Regulation by SAGA and Bur6 in TBP Y185C and TBP F207L bypass strains. A, spot tests show 10-fold serial dilutions of WT and spt7Δ strains transformed with plasmid vector, WT TBP, TBP Y185C, or TBP F207L plasmids as indicated. Note the slow growth phenotype of spt7Δ cells seen on YPD, synthetic complete media with glucose (SC), or SC containing acetate or ethanol/glycerol rather than glucose; no observable differences were seen in growth rate whether or not the strains harbored TBP Y185C or TBP F207L. B, quantitation of Northern blots to evaluate message levels for selected genes in bur6-1 and spt7Δ strains.
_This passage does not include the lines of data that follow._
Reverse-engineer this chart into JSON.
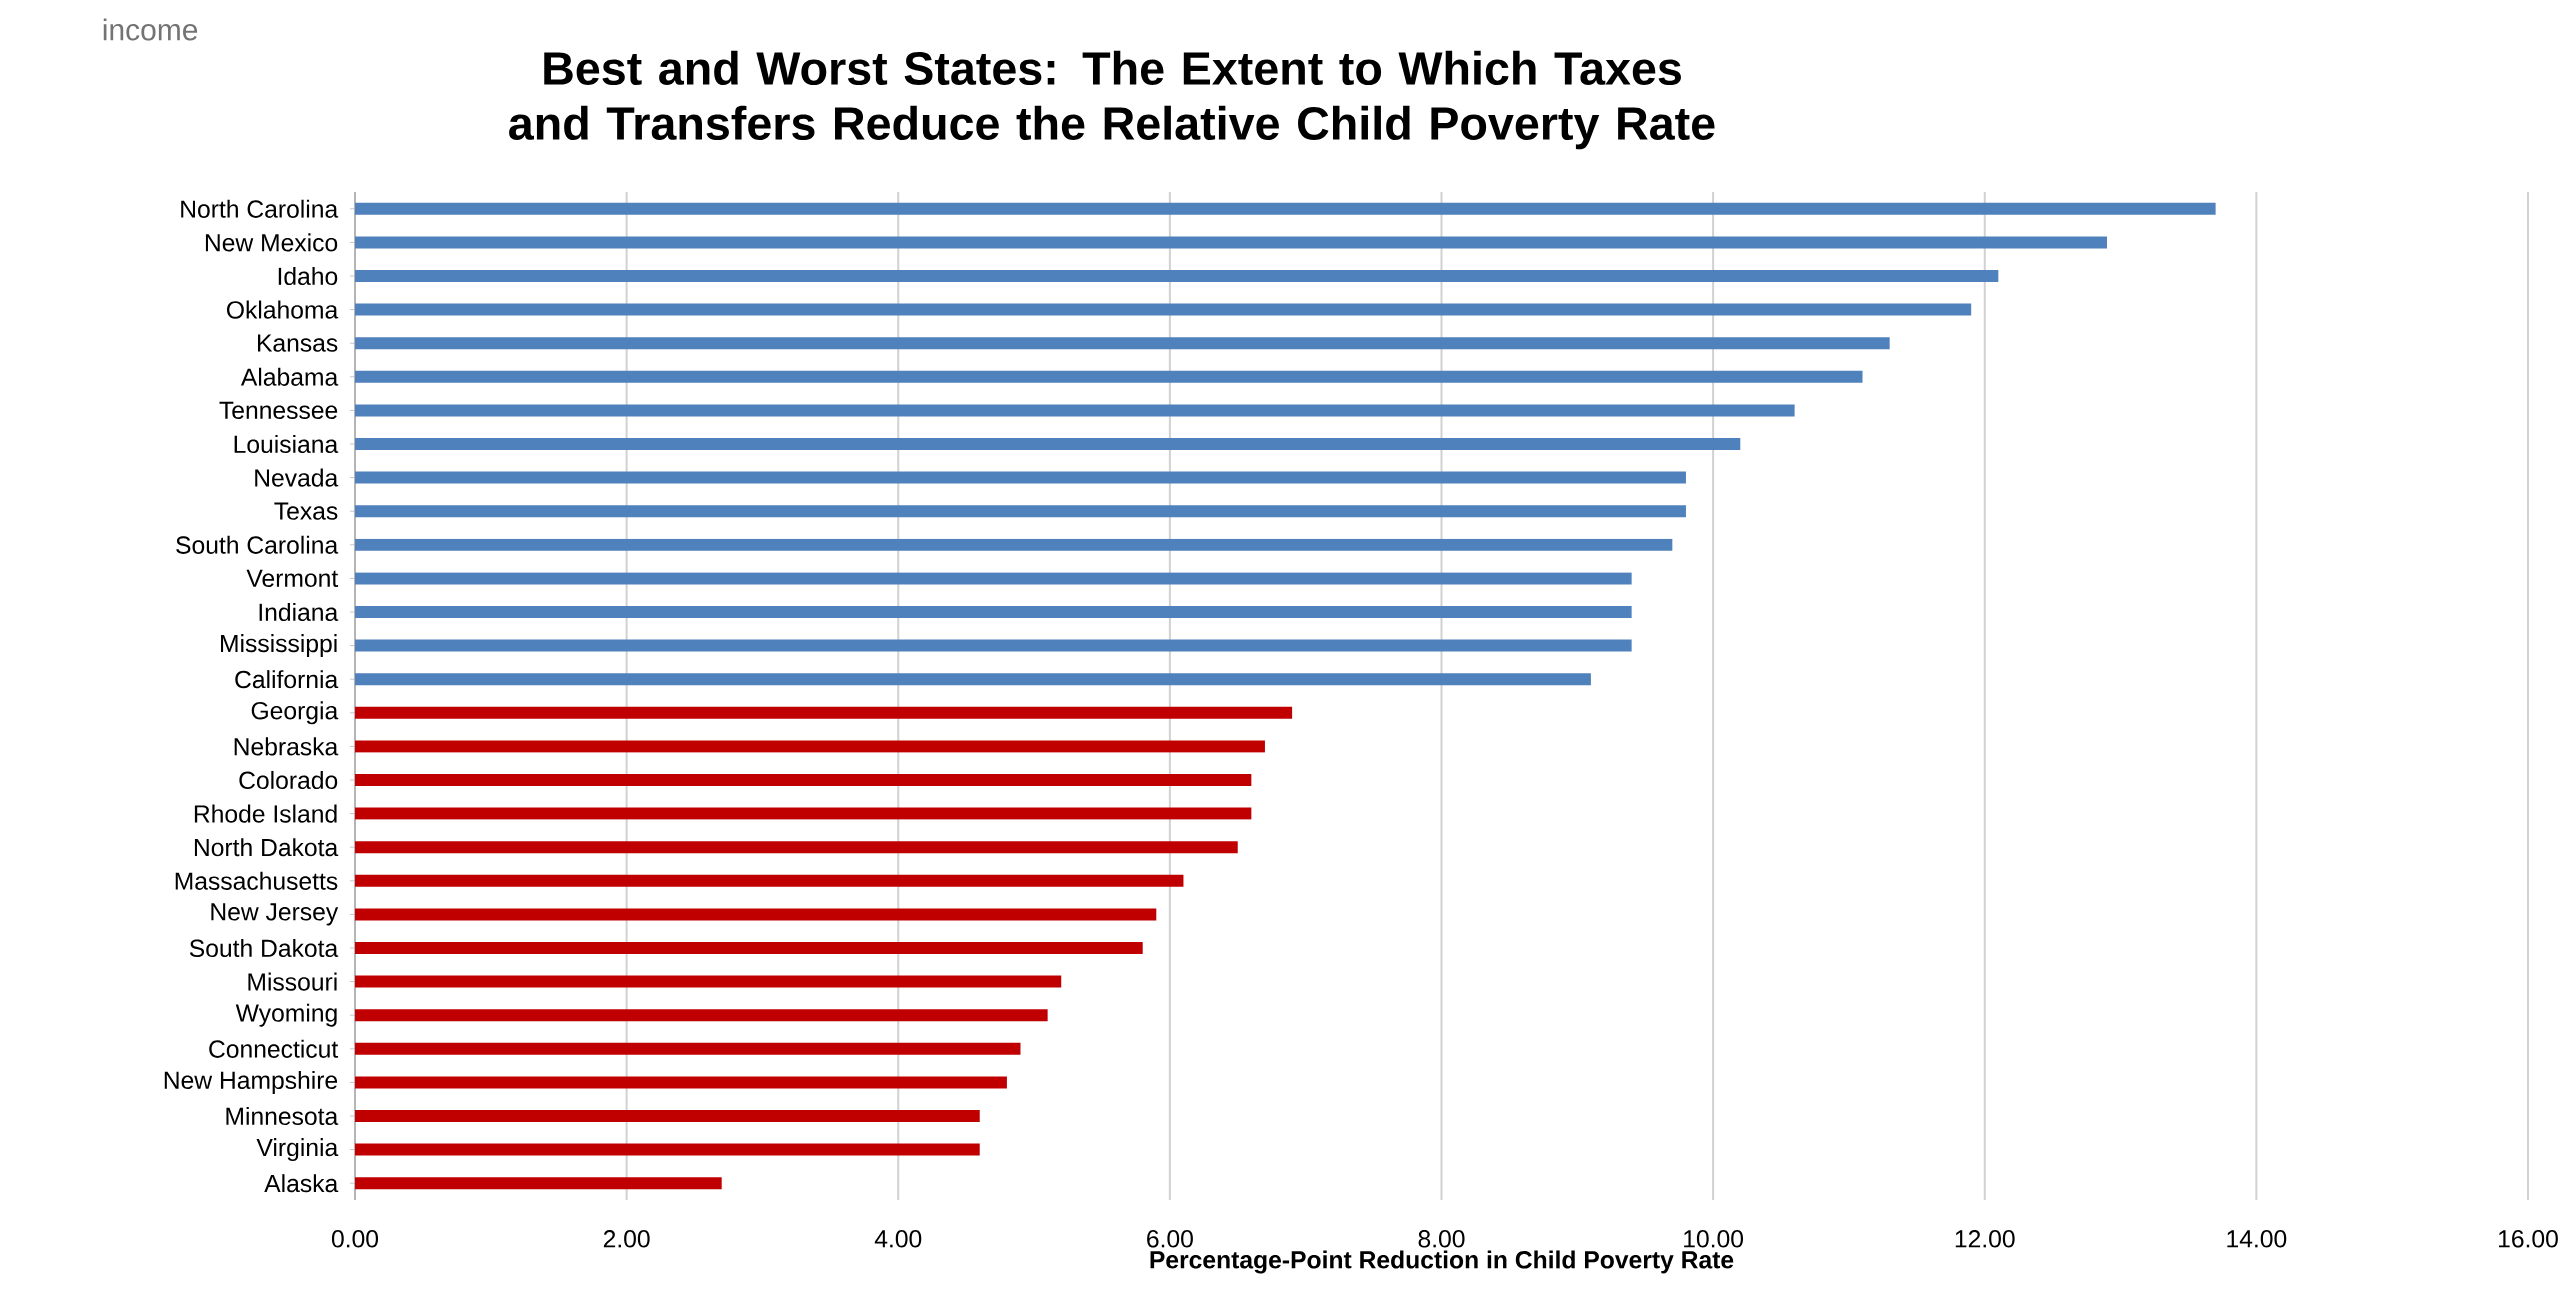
{
  "chart_data": {
    "type": "bar",
    "orientation": "horizontal",
    "title": "Best and Worst States: The Extent to Which Taxes and Transfers Reduce the Relative Child Poverty Rate",
    "xlabel": "Percentage-Point Reduction in Child Poverty Rate",
    "annotations": [
      "income"
    ],
    "categories": [
      "North Carolina",
      "New Mexico",
      "Idaho",
      "Oklahoma",
      "Kansas",
      "Alabama",
      "Tennessee",
      "Louisiana",
      "Nevada",
      "Texas",
      "South Carolina",
      "Vermont",
      "Indiana",
      "Mississippi",
      "California",
      "Georgia",
      "Nebraska",
      "Colorado",
      "Rhode Island",
      "North Dakota",
      "Massachusetts",
      "New Jersey",
      "South Dakota",
      "Missouri",
      "Wyoming",
      "Connecticut",
      "New Hampshire",
      "Minnesota",
      "Virginia",
      "Alaska"
    ],
    "values": [
      13.7,
      12.9,
      12.1,
      11.9,
      11.3,
      11.1,
      10.6,
      10.2,
      9.8,
      9.8,
      9.7,
      9.4,
      9.4,
      9.4,
      9.1,
      6.9,
      6.7,
      6.6,
      6.6,
      6.5,
      6.1,
      5.9,
      5.8,
      5.2,
      5.1,
      4.9,
      4.8,
      4.6,
      4.6,
      2.7
    ],
    "colors": [
      "#4f81bd",
      "#4f81bd",
      "#4f81bd",
      "#4f81bd",
      "#4f81bd",
      "#4f81bd",
      "#4f81bd",
      "#4f81bd",
      "#4f81bd",
      "#4f81bd",
      "#4f81bd",
      "#4f81bd",
      "#4f81bd",
      "#4f81bd",
      "#4f81bd",
      "#c00000",
      "#c00000",
      "#c00000",
      "#c00000",
      "#c00000",
      "#c00000",
      "#c00000",
      "#c00000",
      "#c00000",
      "#c00000",
      "#c00000",
      "#c00000",
      "#c00000",
      "#c00000",
      "#c00000"
    ],
    "xlim": [
      0,
      16
    ],
    "xticks": [
      {
        "value": 0,
        "label": "0.00"
      },
      {
        "value": 2,
        "label": "2.00"
      },
      {
        "value": 4,
        "label": "4.00"
      },
      {
        "value": 6,
        "label": "6.00"
      },
      {
        "value": 8,
        "label": "8.00"
      },
      {
        "value": 10,
        "label": "10.00"
      },
      {
        "value": 12,
        "label": "12.00"
      },
      {
        "value": 14,
        "label": "14.00"
      },
      {
        "value": 16,
        "label": "16.00"
      }
    ],
    "grid": "x"
  }
}
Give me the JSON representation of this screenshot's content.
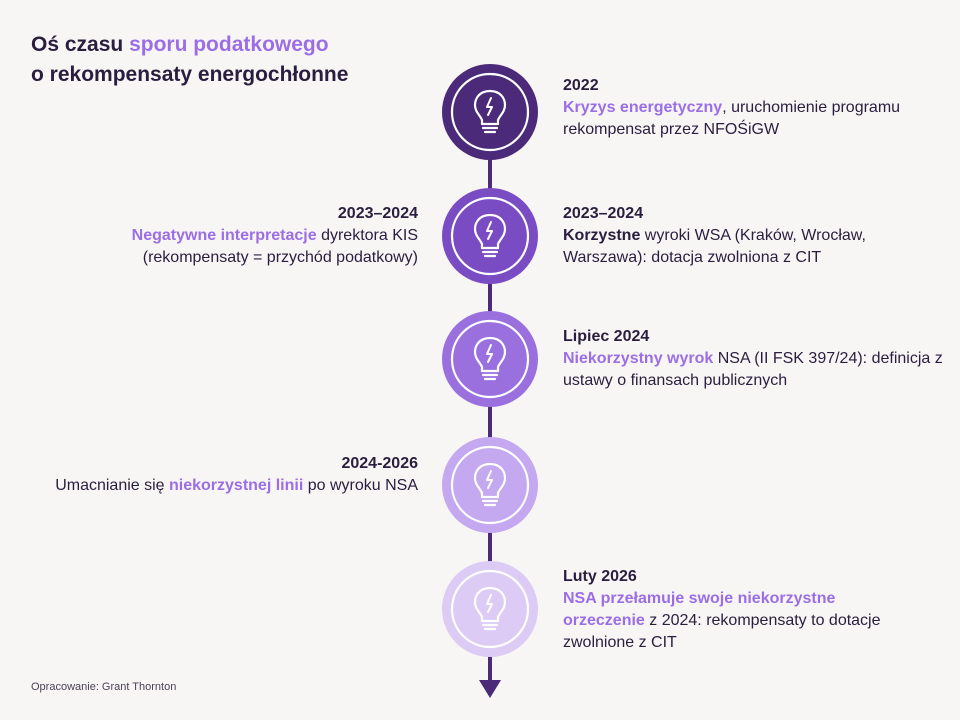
{
  "title": {
    "line1_prefix": "Oś czasu ",
    "line1_highlight": "sporu podatkowego",
    "line2": "o rekompensaty energochłonne"
  },
  "footer": "Opracowanie: Grant Thornton",
  "colors": {
    "accent": "#9b6ee6",
    "axis": "#4b2a7a",
    "node1": "#4b2a7a",
    "node2": "#7a4cc4",
    "node3": "#9a70df",
    "node4": "#c4a8f0",
    "node5": "#dccbf5"
  },
  "icon": "lightbulb-icon",
  "events": [
    {
      "date": "2022",
      "highlight": "Kryzys energetyczny",
      "text": ", uruchomienie programu rekompensat przez NFOŚiGW"
    },
    {
      "date": "2023–2024",
      "pre": "",
      "highlight": "Negatywne interpretacje",
      "text": " dyrektora KIS (rekompensaty = przychód podatkowy)"
    },
    {
      "date": "2023–2024",
      "highlight": "Korzystne",
      "text": " wyroki WSA (Kraków, Wrocław, Warszawa): dotacja zwolniona z CIT",
      "plain_highlight": true
    },
    {
      "date": "Lipiec 2024",
      "highlight": "Niekorzystny wyrok",
      "text": " NSA (II FSK 397/24): definicja z ustawy o finansach publicznych"
    },
    {
      "date": "2024-2026",
      "pre": "Umacnianie się ",
      "highlight": "niekorzystnej linii",
      "text": " po wyroku NSA"
    },
    {
      "date": "Luty 2026",
      "highlight": "NSA przełamuje swoje niekorzystne orzeczenie",
      "text": " z 2024: rekompensaty to dotacje zwolnione z CIT"
    }
  ]
}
Values represent the -fold change in message in the indicated mutant cell compared with its congenic wild type. Results are from two independent experiments; error bars indicate the S.E. between replicates. See Fig. 6 for more information about expression patterns of ARG3, COS8, YRO2, ARO2, CRP1, NDJ1, IRC7, and TKL2. SAS3, YVC1, and TRM44 are Mot1-activated genes whose expression was affected by TBP F207L only. CHA1 expression is repressed by the bypass mutants, and SMA1 is activated by them. FCY2 and ACT1 are included as control genes unaffected by TBP Y185C or F207L.

FIGURE 9.

Recruitment of TBP Y185C and TBP F207L to chromatin in vivo. A, ChIP of Myc-TBP (WT, gray bars) or Myc-TBP F207L (black bars) to the indicated promoters. ChIP was performed in mot1Δ strains expressing both WT TBP and TBP F207L, one of which was Myc-tagged. B, ChIP of Myc-TBP WT (gray bars) or Myc-TBP Y185C (black bars) to the indicated promoters. ChIP was performed in mot1Δ strains expressing both WT TBP and TBP Y185C, one of which was Myc-tagged. Bars in panels A and B show the average signal obtained from two independent experiments, and error bars denote the S.E. Signal is relative to the average ACT1 signal for WT TBP in the same background.